Souvenons-nous cependant, comme l’a opportunément rappelé Olivier Courmes, que « tout en ayant validé la possibilité de procéder à une part d’adaptation des formes rituelles employées, René Guénon élimine la possibilité de leur changement radical [par les successeurs réguliers du Maître fondateur] en ce qu’elles ont d’essentiel »13 . Ceci vaut d’ailleurs également pour l’enseignement doctrinal dans lequel s’enracine nécessairement toute pratique rituelle, ainsi que nous l’avons rappelé dans une précédente note. En effet, « l’immutabilité de la doctrine en elle-même ne fait obstacle à aucun développement ni à aucune adaptation, à la seule condition qu’ils soient toujours en stricte conformité avec les principes, mais aussi, en même temps, que rien de tout cela ne constitue jamais des « nouveautés », puisqu’il ne saurait en tout cas s’agir d’autre chose que d’une « explication » de ce que la doctrine impliquait déjà de tout temps, ou encore d’une formulation des mêmes vérités en termes différents pour les rendre plus aisément accessibles à la mentalité d’une époque plus « obscurcie ». Ce qui pouvait tout d’abord être saisi immédiatement et sans difficulté dans le principe même, les hommes des époques postérieures ne surent plus l’y voir, à part des cas exceptionnels, et il fallut alors suppléer à ce défaut général de compréhension par un détail d’explications et de commentaires qui jusque-là n’étaient nullement nécessaires »14 .
On peut voir ici l’importance et la nécessité d’une certaine « reformulation » de l’enseignement traditionnel qui risquerait sinon de ne plus être compris. « Reformulation » ne veut cependant pas dire « vulgarisation », ni « simplification » ; on ne saurait en effet légitimement prétendre faire subir un tel traitement à la doctrine traditionnelle, c’est-à-dire prétendre la mettre « à la portée de tout le monde » ce qui reviendrait « à vouloir abaisser la connaissance jusqu’au niveau des intelligences les plus inférieures. Il ne serait que trop facile de montrer les inconvénients multiples que présente, d’une façon générale, la diffusion inconsidérée d’une instruction qu’on prétend distribuer également à tous, sous des formes et par des méthodes identiques, ce qui ne peut aboutir, comme nous l’avons déjà dit, qu’à une sorte de nivellement par en bas : là comme partout, la qualité est sacrifiée à la quantité »15 . Au contraire, l’enseignement initiatique véritable « dans son universalité, doit comprendre, comme autant d’applications, en variété indéfinie, d’un même principe transcendant, toutes les voies de réalisation qui sont propres, non seulement à chaque catégorie d’êtres, mais aussi à chaque être individuel considéré en particulier »16 .

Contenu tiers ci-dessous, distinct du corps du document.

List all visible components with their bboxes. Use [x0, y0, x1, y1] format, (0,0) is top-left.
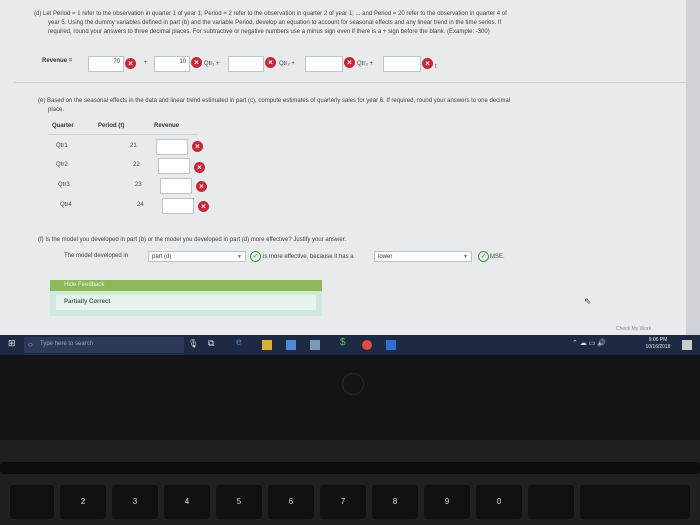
- mail-icon[interactable]: [310, 340, 320, 350]
- header-period: Period (t): [98, 123, 125, 129]
- part-f-prefix: The model developed in: [64, 253, 129, 259]
- part-e-line1: (e) Based on the seasonal effects in the…: [38, 98, 511, 104]
- revenue-label: Revenue =: [42, 58, 73, 64]
- part-d-line1: (d) Let Period = 1 refer to the observat…: [34, 11, 507, 17]
- number-key: 3: [112, 485, 158, 519]
- row-incorrect-icon: ×: [194, 162, 205, 173]
- row-incorrect-icon: ×: [196, 181, 207, 192]
- row-quarter: Qtr1: [56, 143, 68, 149]
- model-correct-icon: ✓: [250, 251, 261, 262]
- row-incorrect-icon: ×: [198, 201, 209, 212]
- chevron-down-icon: ▼: [237, 254, 242, 260]
- word-icon[interactable]: [386, 340, 396, 350]
- clock[interactable]: 9:06 PM 10/16/2018: [642, 337, 674, 351]
- hide-feedback-button[interactable]: Hide Feedback: [50, 280, 322, 291]
- qtr3-coef-input[interactable]: [305, 56, 343, 72]
- qtr2-label: Qtr₂ +: [279, 61, 295, 67]
- key: [528, 485, 574, 519]
- feedback-panel: Hide Feedback Partially Correct: [50, 280, 322, 316]
- laptop-keyboard: 2 3 4 5 6 7 8 9 0: [0, 440, 700, 525]
- cortana-icon: ○: [28, 340, 33, 349]
- t-label: t: [435, 64, 437, 70]
- file-explorer-icon[interactable]: [262, 340, 272, 350]
- scrollbar[interactable]: [686, 0, 700, 335]
- search-box[interactable]: ○ Type here to search: [24, 337, 184, 353]
- mse-select-value: lower: [378, 254, 393, 260]
- notifications-icon[interactable]: [682, 340, 692, 350]
- t-incorrect-icon: ×: [422, 58, 433, 69]
- row-period: 22: [133, 162, 140, 168]
- revenue-input[interactable]: [156, 139, 188, 155]
- windows-start-icon[interactable]: ⊞: [8, 338, 18, 348]
- divider: [14, 82, 694, 83]
- qtr1-coef-value: 10: [179, 59, 186, 65]
- row-period: 21: [130, 143, 137, 149]
- check-my-work-button[interactable]: Check My Work: [616, 325, 651, 334]
- chrome-icon[interactable]: [362, 340, 372, 350]
- mse-correct-icon: ✓: [478, 251, 489, 262]
- intercept-value: 70: [113, 59, 120, 65]
- number-key: 6: [268, 485, 314, 519]
- clock-date: 10/16/2018: [645, 344, 671, 350]
- mse-select[interactable]: lower ▼: [374, 251, 472, 262]
- row-quarter: Qtr3: [58, 182, 70, 188]
- intercept-incorrect-icon: ×: [125, 58, 136, 69]
- backspace-key: [580, 485, 690, 519]
- model-select[interactable]: part (d) ▼: [148, 251, 246, 262]
- intercept-input[interactable]: 70: [88, 56, 124, 72]
- key: [10, 485, 54, 519]
- qtr1-coef-input[interactable]: 10: [154, 56, 190, 72]
- clock-time: 9:06 PM: [648, 337, 668, 343]
- header-quarter: Quarter: [52, 123, 74, 129]
- microphone-icon[interactable]: 🎙: [188, 339, 198, 349]
- header-revenue: Revenue: [154, 123, 180, 129]
- part-f-suffix: MSE.: [490, 254, 505, 260]
- plus-sign: +: [144, 60, 148, 66]
- part-f-question: (f) Is the model you developed in part (…: [38, 237, 347, 243]
- part-e-line2: place.: [48, 107, 65, 113]
- qtr1-incorrect-icon: ×: [191, 57, 202, 68]
- feedback-status-box: Partially Correct: [56, 295, 316, 310]
- edge-icon[interactable]: e: [236, 337, 246, 348]
- search-placeholder: Type here to search: [40, 341, 94, 347]
- qtr2-incorrect-icon: ×: [265, 57, 276, 68]
- hp-logo-icon: [342, 373, 364, 395]
- number-key: 5: [216, 485, 262, 519]
- qtr2-coef-input[interactable]: [228, 56, 264, 72]
- t-coef-input[interactable]: [383, 56, 421, 72]
- row-quarter: Qtr4: [60, 202, 72, 208]
- store-icon[interactable]: [286, 340, 296, 350]
- revenue-input[interactable]: [158, 158, 190, 174]
- system-tray-icons[interactable]: ⌃ ☁ ▭ 🔊: [572, 339, 606, 347]
- function-key-row: [0, 462, 700, 474]
- part-d-line2: year 5. Using the dummy variables define…: [48, 20, 502, 26]
- number-key: 9: [424, 485, 470, 519]
- row-quarter: Qtr2: [56, 162, 68, 168]
- number-key: 8: [372, 485, 418, 519]
- row-period: 24: [137, 202, 144, 208]
- task-view-icon[interactable]: ⧉: [208, 338, 218, 348]
- part-f-middle: is more effective, because it has a: [263, 254, 354, 260]
- number-key: 7: [320, 485, 366, 519]
- number-key: 2: [60, 485, 106, 519]
- revenue-input[interactable]: [160, 178, 192, 194]
- mouse-cursor-icon: ⇖: [584, 296, 592, 306]
- table-header-rule: [48, 134, 198, 135]
- qtr3-incorrect-icon: ×: [344, 57, 355, 68]
- qtr1-label: Qtr₁ +: [204, 61, 220, 67]
- qtr3-label: Qtr₃ +: [357, 61, 373, 67]
- browser-screen: (d) Let Period = 1 refer to the observat…: [0, 0, 700, 335]
- row-incorrect-icon: ×: [192, 141, 203, 152]
- part-d-line3: required, round your answers to three de…: [48, 29, 490, 35]
- taskbar: ⊞ ○ Type here to search 🎙 ⧉ e $ ⌃ ☁ ▭ 🔊 …: [0, 335, 700, 355]
- feedback-status: Partially Correct: [64, 299, 111, 305]
- number-key: 4: [164, 485, 210, 519]
- model-select-value: part (d): [152, 254, 172, 260]
- laptop-bezel: [0, 355, 700, 440]
- row-period: 23: [135, 182, 142, 188]
- revenue-input[interactable]: [162, 198, 194, 214]
- chevron-down-icon: ▼: [463, 254, 468, 260]
- number-key: 0: [476, 485, 522, 519]
- dollar-icon[interactable]: $: [340, 337, 350, 348]
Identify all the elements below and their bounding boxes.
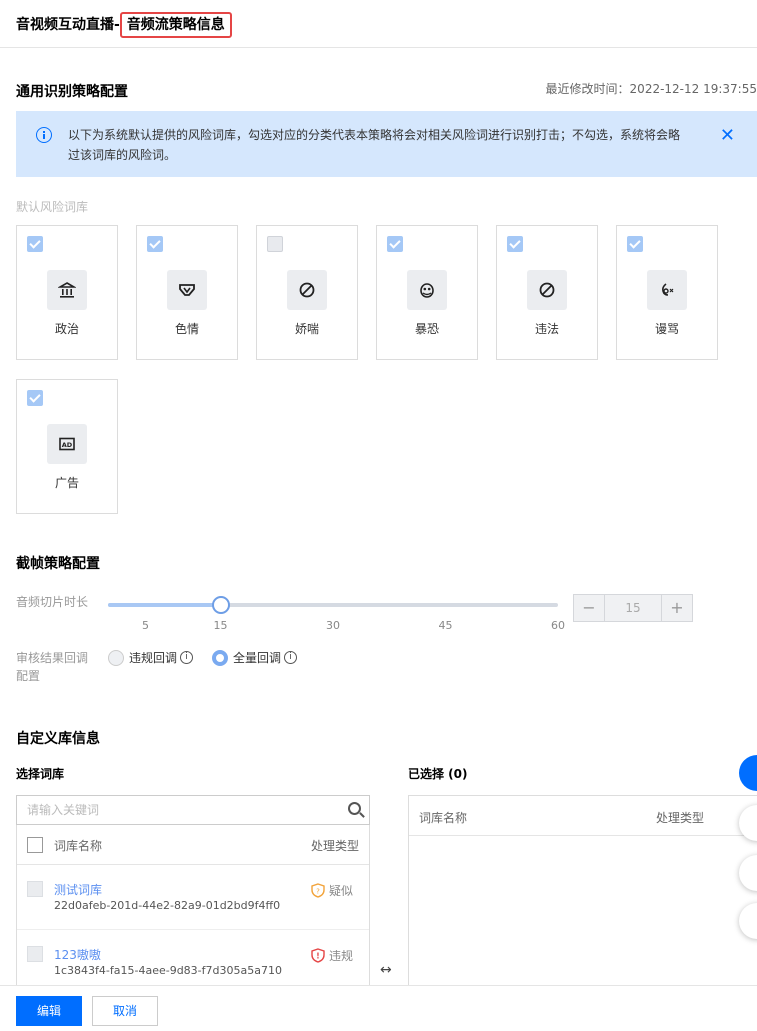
svg-text:!: ! — [316, 952, 319, 961]
library-id: 22d0afeb-201d-44e2-82a9-01d2bd9f4ff0 — [54, 899, 281, 912]
slider-tick-label: 5 — [142, 619, 149, 632]
selected-library-title: 已选择 (0) — [408, 767, 468, 781]
handling-type-label: 违规 — [328, 949, 353, 963]
slider-tick-label: 15 — [213, 619, 228, 632]
page-title-main: 音视频互动直播- — [16, 17, 120, 33]
handling-type-label: 疑似 — [328, 884, 353, 898]
masked-face-icon — [407, 270, 447, 310]
duration-stepper[interactable]: − 15 + — [573, 594, 693, 622]
table-row[interactable]: 测试词库 22d0afeb-201d-44e2-82a9-01d2bd9f4ff… — [17, 865, 369, 930]
last-modified-time: 最近修改时间：2022-12-12 19:37:55 — [545, 82, 757, 96]
column-name: 词库名称 — [54, 839, 103, 853]
library-label: 色情 — [174, 322, 199, 336]
ad-icon: AD — [47, 424, 87, 464]
search-input[interactable] — [17, 796, 337, 824]
radio-button[interactable] — [108, 649, 124, 666]
row-checkbox[interactable] — [27, 946, 43, 962]
library-card-ads[interactable]: AD 广告 — [16, 379, 118, 514]
info-notice: 以下为系统默认提供的风险词库，勾选对应的分类代表本策略将会对相关风险词进行识别打… — [16, 111, 757, 177]
selected-table: 词库名称 处理类型 — [408, 795, 757, 995]
slice-duration-slider[interactable] — [108, 596, 558, 614]
library-checkbox[interactable] — [27, 390, 43, 406]
library-label: 谩骂 — [654, 322, 679, 336]
table-header: 词库名称 处理类型 — [17, 825, 369, 865]
info-icon — [36, 127, 52, 143]
library-label: 暴恐 — [414, 322, 439, 336]
radio-full-callback[interactable]: 全量回调 i — [212, 649, 298, 666]
prohibited-icon — [527, 270, 567, 310]
edit-button[interactable]: 编辑 — [16, 996, 82, 1026]
library-card-abuse[interactable]: 谩骂 — [616, 225, 718, 360]
default-library-label: 默认风险词库 — [16, 200, 89, 214]
notice-text: 以下为系统默认提供的风险词库，勾选对应的分类代表本策略将会对相关风险词进行识别打… — [68, 128, 681, 162]
radio-label: 违规回调 — [129, 651, 178, 665]
select-library-title: 选择词库 — [16, 767, 65, 781]
floating-help-button[interactable] — [739, 755, 757, 791]
library-name-link[interactable]: 测试词库 — [54, 881, 102, 898]
radio-button[interactable] — [212, 649, 228, 666]
library-card-moan[interactable]: 娇喘 — [256, 225, 358, 360]
table-header: 词库名称 处理类型 — [409, 796, 757, 836]
help-icon[interactable]: i — [284, 651, 298, 664]
library-label: 广告 — [54, 476, 79, 490]
library-label: 政治 — [54, 322, 79, 336]
library-card-terror[interactable]: 暴恐 — [376, 225, 478, 360]
library-name-link[interactable]: 123嗷嗷 — [54, 946, 101, 963]
handling-type: ! 违规 — [311, 947, 353, 964]
slider-tick-label: 60 — [551, 619, 565, 632]
increment-button[interactable]: + — [662, 595, 692, 621]
swap-arrows-icon: ↔ — [380, 962, 392, 978]
search-icon[interactable] — [348, 802, 361, 815]
slice-duration-label: 音频切片时长 — [16, 595, 89, 609]
library-search[interactable] — [16, 795, 370, 825]
column-type: 处理类型 — [310, 839, 359, 853]
government-building-icon — [47, 270, 87, 310]
callback-label: 审核结果回调配置 — [16, 651, 89, 683]
library-checkbox[interactable] — [147, 236, 163, 252]
page-title-highlight: 音频流策略信息 — [119, 12, 232, 38]
slider-fill — [108, 603, 221, 607]
row-checkbox[interactable] — [27, 881, 43, 897]
library-checkbox[interactable] — [267, 236, 283, 252]
prohibited-icon — [287, 270, 327, 310]
decrement-button[interactable]: − — [574, 595, 604, 621]
library-label: 违法 — [534, 322, 559, 336]
help-icon[interactable]: i — [180, 651, 194, 664]
general-config-title: 通用识别策略配置 — [16, 84, 128, 100]
page-title: 音视频互动直播- 音频流策略信息 — [16, 12, 232, 38]
column-type: 处理类型 — [656, 811, 705, 825]
cancel-button[interactable]: 取消 — [92, 996, 158, 1026]
underwear-icon — [167, 270, 207, 310]
shield-alert-icon: ! — [311, 948, 325, 963]
library-checkbox[interactable] — [627, 236, 643, 252]
svg-text:?: ? — [316, 888, 320, 896]
abuse-speech-icon — [647, 270, 687, 310]
library-checkbox[interactable] — [507, 236, 523, 252]
column-name: 词库名称 — [419, 811, 468, 825]
close-icon[interactable]: ✕ — [720, 125, 735, 146]
table-row[interactable]: 123嗷嗷 1c3843f4-fa15-4aee-9d83-f7d305a5a7… — [17, 930, 369, 986]
select-all-checkbox[interactable] — [27, 837, 43, 853]
handling-type: ? 疑似 — [311, 882, 353, 899]
radio-violation-callback[interactable]: 违规回调 i — [108, 649, 194, 666]
library-id: 1c3843f4-fa15-4aee-9d83-f7d305a5a710 — [54, 964, 282, 977]
slider-tick-label: 45 — [438, 619, 453, 632]
radio-label: 全量回调 — [233, 651, 282, 665]
library-checkbox[interactable] — [387, 236, 403, 252]
svg-text:AD: AD — [62, 441, 73, 449]
library-checkbox[interactable] — [27, 236, 43, 252]
page-header: 音视频互动直播- 音频流策略信息 — [0, 0, 757, 48]
library-label: 娇喘 — [294, 322, 319, 336]
library-card-illegal[interactable]: 违法 — [496, 225, 598, 360]
action-footer: 编辑 取消 — [0, 985, 757, 1031]
custom-library-title: 自定义库信息 — [16, 731, 100, 747]
stepper-value[interactable]: 15 — [604, 595, 662, 621]
library-table: 词库名称 处理类型 测试词库 22d0afeb-201d-44e2-82a9-0… — [16, 825, 370, 987]
slider-tick-label: 30 — [326, 619, 340, 632]
library-card-porn[interactable]: 色情 — [136, 225, 238, 360]
slider-thumb[interactable] — [211, 596, 230, 614]
frame-config-title: 截帧策略配置 — [16, 556, 100, 572]
shield-warning-icon: ? — [311, 883, 325, 898]
library-card-politics[interactable]: 政治 — [16, 225, 118, 360]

Un tel travail de « reformulation » vise donc à offrir à ceux qui sont toujours qualifiés pour l’initiation, et dont le nombre va sans cesse en décroissant, un support initiatique régulier et qualitatif, adapté à leur état, qui soit susceptible de les amener à une compréhension effective de la doctrine traditionnelle, la condition sine qua non pour cela étant que l’enseignement transmis à l’initié soit toujours traditionnellement « constitué de telle façon qu’il s’ouvre sur des possibilités réellement illimitées, et qu’ainsi il lui permette d’étendre indéfiniment ses conceptions, en largeur et en profondeur tout à la fois, au lieu de les enfermer, comme le fait tout point de vue profane, dans les limites plus ou moins étroites d’une théorie systématique ou d’une formule verbale quelconque »17 .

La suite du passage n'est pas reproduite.